Barnet (Parliament Politics Magazine) – Plans to build nearly 300 homes next to High Barnet Station have been rejected following concerns over scheme’s scale and its impact on surrounding area.
Plans to construct five blocks with 283 residences and 567 square metres of commercial space on the tube station’s 160-spot parking lot and adjacent storage spaces were submitted by developer Barratt London and Transport for London’s real estate firm Places for London.
On Monday, however, the plan was rejected by the strategic planning committee of Barnet Council.
The plan contained 40% affordable housing and would have reached a height of 11 stories.
However, Barnet Vale ward Labour councillor Sue Baker informed the committee that locals had expressed “an overwhelming amount of negativity” towards the plans. Since “many elderly residents” as well as those with disabilities and mobility challenges used the parking lot, she described its loss as “problematic.”
Because St. Catherine’s RC Primary School was nearby, locals were worried about the “impact” on the access road and station entrance.
Nine Blue Badge parking spaces for locals and seventeen spaces for tube passengers including eight disabled bays are included in the proposal. However, locals felt that this was insufficient to replace the station’s 177 parking spaces, 162 of which are designated for commuter parking.
The council’s new Local Plan specified a “maximum [height] of seven storeys” for the property, but “this application goes to eleven storeys,” according to Conservative council member David Longstaff, who also represents Barnet Vale ward.
The plan was “too dense, too tall, too cramped and the wrong design in the wrong place,” according to Reform UK council member Mark Shooter. The locals cherished the “village feel” of the region, according to Cllr. Shooter, and the council must “ensure that any new development enhances the area, not harms it.”
Simon said:
“The applicant claims London Plan policy D9 justifies the height because the design is exceptional [but] it is not. Architecturally it is a run of the mill brick tower, typical of mid-grade housing across London.”
He added:
“These blocks will be visually dominant, out of character, and harm the setting.”
Martin Scholar, head of planning at Barratt London, and Reece Harris from Avision Young, said:
“This proposal is on an allocated development site within Barnet’s Local Plan. [The proposal] entirely conforms with the Greater London Authority and government’s agenda to provide new homes of density near train stations.”
The plans are a part of the West London Partnership, an initiative by Barratt London and Places for London to build around 4,000 new homes on “underused land” with “excellent transport links.”
According to Martin, the private market properties would be offered for “about half” the typical High Barnet property price, “allowing first time buyers to get on the housing ladder.”
He noted that because parking and storage containers were occupying the land, it was now “under-used” and “unattractive.”
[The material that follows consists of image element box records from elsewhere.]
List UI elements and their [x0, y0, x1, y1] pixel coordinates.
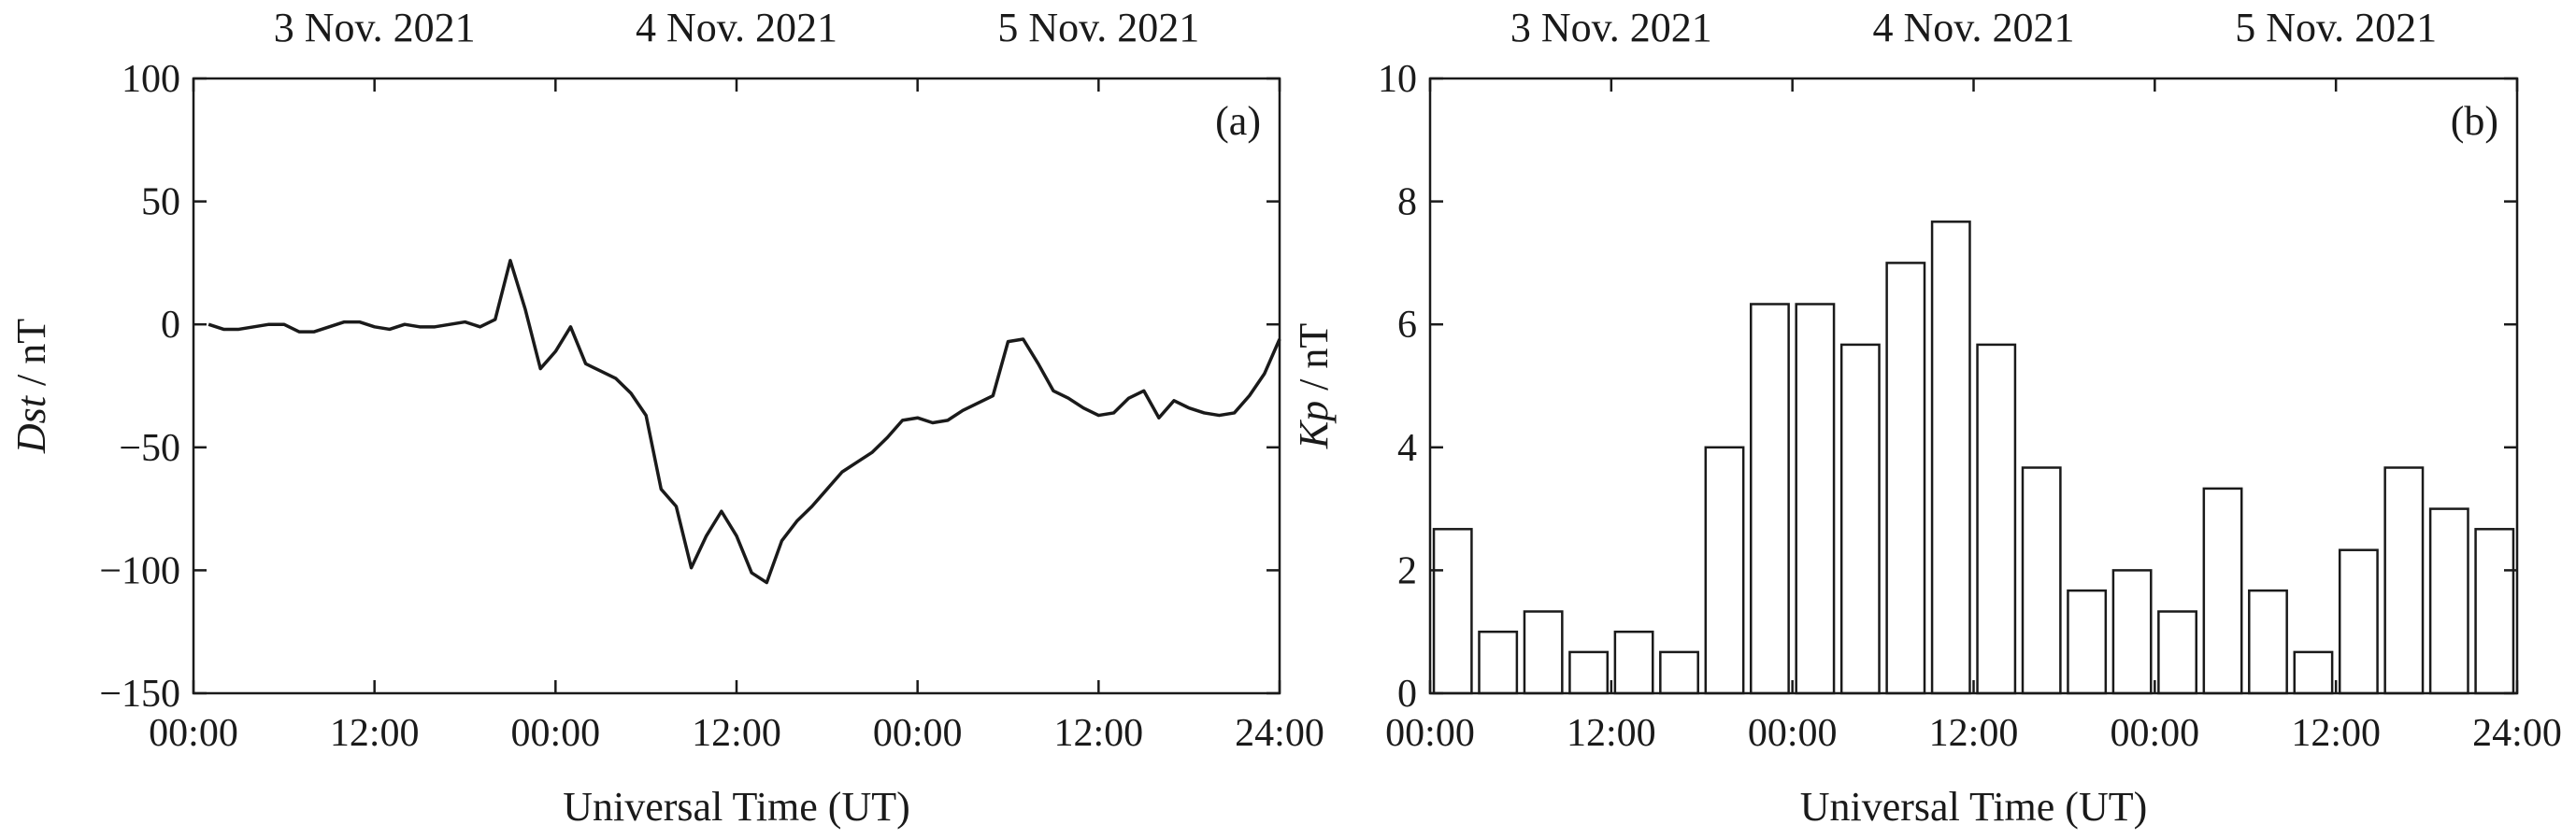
kp-bar-7 — [1706, 448, 1743, 693]
kp-bar-23 — [2430, 509, 2468, 693]
kp-bar-1 — [1434, 529, 1471, 693]
dst-ytick-label: −50 — [119, 427, 180, 470]
kp-xtick-label: 00:00 — [1748, 712, 1838, 755]
kp-xtick-label: 00:00 — [2110, 712, 2199, 755]
dst-ytick-label: 0 — [161, 304, 180, 347]
kp-ytick-label: 4 — [1397, 427, 1417, 470]
kp-ytick-label: 10 — [1378, 58, 1417, 101]
dst-ytick-label: −100 — [99, 549, 180, 592]
kp-bar-24 — [2476, 529, 2513, 693]
kp-bar-12 — [1932, 221, 1969, 693]
dst-date-label-3: 5 Nov. 2021 — [997, 5, 1199, 50]
kp-bar-3 — [1524, 611, 1562, 693]
kp-bar-11 — [1887, 263, 1925, 693]
kp-bar-14 — [2023, 468, 2060, 693]
kp-bar-5 — [1615, 632, 1653, 693]
kp-ytick-label: 8 — [1397, 181, 1417, 224]
dst-x-axis-title: Universal Time (UT) — [563, 784, 910, 830]
dst-ytick-label: 100 — [122, 58, 180, 101]
kp-bar-2 — [1480, 632, 1517, 693]
kp-bar-19 — [2249, 590, 2286, 693]
kp-bar-21 — [2340, 550, 2377, 693]
kp-xtick-label: 12:00 — [2291, 712, 2381, 755]
dst-y-axis-title: Dst / nT — [8, 319, 54, 454]
kp-xtick-label: 12:00 — [1929, 712, 2019, 755]
kp-bar-9 — [1796, 304, 1834, 693]
kp-bar-8 — [1751, 304, 1788, 693]
dst-xtick-label: 24:00 — [1235, 712, 1324, 755]
kp-bar-4 — [1569, 652, 1607, 693]
kp-x-axis-title: Universal Time (UT) — [1800, 784, 2148, 830]
dst-panel-label: (a) — [1215, 98, 1261, 144]
kp-xtick-label: 00:00 — [1385, 712, 1475, 755]
kp-bar-22 — [2385, 468, 2423, 693]
kp-y-axis-variable: Kp — [1291, 401, 1337, 449]
kp-ytick-label: 2 — [1397, 549, 1417, 592]
dst-xtick-label: 00:00 — [149, 712, 238, 755]
dst-date-label-1: 3 Nov. 2021 — [274, 5, 476, 50]
kp-bar-10 — [1841, 345, 1879, 693]
kp-bar-17 — [2158, 611, 2196, 693]
dst-y-axis-variable: Dst — [8, 394, 54, 454]
dst-xtick-label: 00:00 — [510, 712, 600, 755]
kp-ytick-label: 0 — [1397, 673, 1417, 716]
dst-ytick-label: 50 — [141, 181, 180, 224]
dst-series-line — [208, 261, 1280, 583]
dst-ytick-label: −150 — [99, 673, 180, 716]
dst-xtick-label: 12:00 — [1053, 712, 1143, 755]
kp-y-axis-unit: / nT — [1291, 323, 1337, 401]
kp-panel-label: (b) — [2451, 98, 2498, 144]
kp-bar-20 — [2295, 652, 2332, 693]
dst-xtick-label: 12:00 — [330, 712, 420, 755]
kp-date-label-2: 4 Nov. 2021 — [1873, 5, 2075, 50]
dst-y-axis-unit: / nT — [8, 319, 54, 396]
dst-xtick-label: 12:00 — [692, 712, 781, 755]
dst-plot-frame — [193, 78, 1280, 693]
kp-xtick-label: 12:00 — [1567, 712, 1656, 755]
kp-xtick-label: 24:00 — [2472, 712, 2562, 755]
kp-ytick-label: 6 — [1397, 304, 1417, 347]
kp-y-axis-title: Kp / nT — [1291, 323, 1337, 450]
kp-bar-13 — [1978, 345, 2015, 693]
kp-date-label-1: 3 Nov. 2021 — [1510, 5, 1712, 50]
kp-date-label-3: 5 Nov. 2021 — [2235, 5, 2437, 50]
kp-bar-15 — [2068, 590, 2105, 693]
kp-bar-18 — [2204, 489, 2241, 693]
dst-date-label-2: 4 Nov. 2021 — [636, 5, 837, 50]
kp-bar-6 — [1660, 652, 1697, 693]
kp-bar-16 — [2113, 570, 2151, 693]
dst-xtick-label: 00:00 — [873, 712, 963, 755]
Claire Farrier, a member of the Labour committee, questioned why other designs with lower heights “were not possible.”
He noted that because parking and storage containers were occupying the land, it was now “under-used” and “unattractive.”
Claire Farrier, a member of the Labour committee, questioned why other designs with lower heights “were not possible.”
What impact does the decision have on local transport plans?
The rejection of the High Barnet Station casing scheme preserves the station auto demesne in the short term, avoiding immediate pressure on original machine and rail cloverleaf capacity from an affluence of new residents. Barnet Council’s decision aligns with guarding current transport structure amid ongoing debates over parking provision at Northern Line confines.
The offer would have excluded utmost of the face auto demesne, which serves commuters, senior druggies and those with reduced mobility; retaining it supports being patterns of auto- to- rail operation without forcing modal shifts that warrant indispensable parking hard.
Barnet’s original transport strategies, including implicit unborn TfL- led advancements to High Barnet station under the Northern Line extension review or city-wide parking norms, face no dislocation from this turndown, as the point remains available for transport- precedence uses rather than domestic intensification.